London’s high-end housing market has borne the brunt of this adjustment in the recent period, while a more positive trend has taken hold in other parts of the country. Mr Pryor recalls last week encountering a mood of deep despondency among agents in Putney, south London. “If you want to buy a £1m house in south London, by and large, the estate agent will send a limousine to collect you. That’s totally different from the market in Manchester and Leeds, where the party is in full swing.”
One consequence of the long period of strong price growth in the capital that followed the financial crisis was that many Londoners, reluctant to miss out on the upside, rejected or delayed the conventional move out to a larger home in the commuter counties or further afield. Mr Cook says the data suggest this has now changed. “The wealth in this group is beginning to be spread slightly more widely,” he says, though still within the prime markets of, say, Surrey, the Cotswolds or Bath.
At St George’s Hill, Simon Ashwell, head of Savills’ Weybridge office, is confident that the post-referendum drop in prices has been steep enough to stimulate a wave of demand among a new set of buyers. After 2018, which he describes as the worst on record for the enclave in terms of the number of transactions, business has picked up and numbers for the first six months of 2019 are likely to surpass last year’s total.
Instead of Russian or Chinese expatriate buyers, however, 100 per cent of the callers to his office are British. “Prices have come down to meet a British budget,” he says. “Houses that were going to launch at £15m or £16m can now be bought for £8m or £9m. Your wealthy buyer says: ‘We can buy for half price’.”

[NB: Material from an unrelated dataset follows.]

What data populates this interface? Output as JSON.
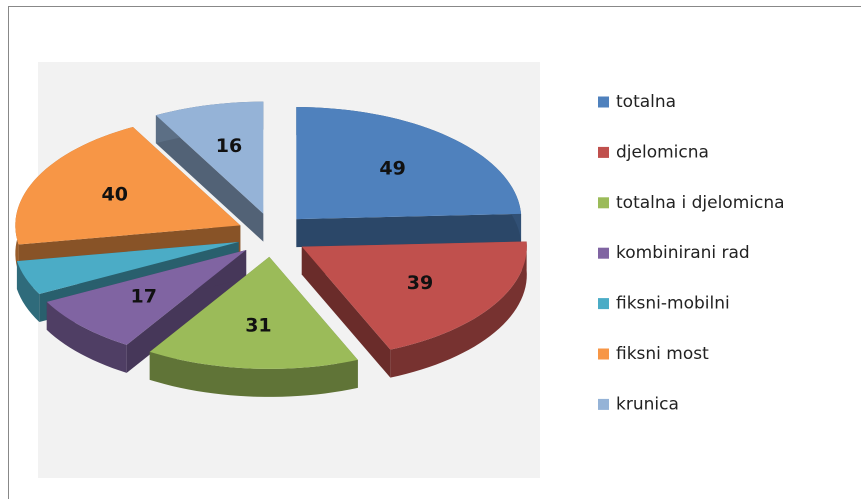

At the lower end of the London prime market, Mr Pryor has worries about the future viability of prices. He describes “road after road” of similar five-bedroom homes costing £2m-£3m, running for many miles along a corridor of wealth through Fulham, Wandsworth, Richmond and beyond, each with its modest garden and identical extension at the back.
“My concern is there’s very little to differentiate them. Who is going to buy them in five years? Are people going to be able to afford to buy there? There may be more pain to come before it gets better.”
Many of those in high-earning areas who bought ahead of steep rises in house prices will have built up a large amount of housing equity, fuelling a move to another area and widening their available options.
But first-time buyers will usually find it harder — if not impossible — to get on the housing ladder in places with a high concentration of top earners. They will require a bigger deposit to get a mortgage, as well as being required by lenders to show they can afford higher monthly repayments.
Robert Gardner, chief economist at lender Nationwide, said this month that the picture for first-time buyers had improved in recent months, with the number of mortgages being taken out by first-time buyers approaching levels last seen before the financial crisis levels.
However, Mr Gardner said this assessment did not apply in London and parts of the south of England, where raising a deposit and servicing high monthly mortgage costs was far harder.
Looking at the income levels of first-time buyers in different places exposes the problem. “In 2018, first-time buyer incomes were in line with or below average incomes in most regions,” he said. “However, in the East, Southeast and London, first-time buyers’ incomes were significantly higher than average incomes in those regions — 60 per cent higher in London — illustrating the extent to which many prospective buyers are priced out of the market in those areas.”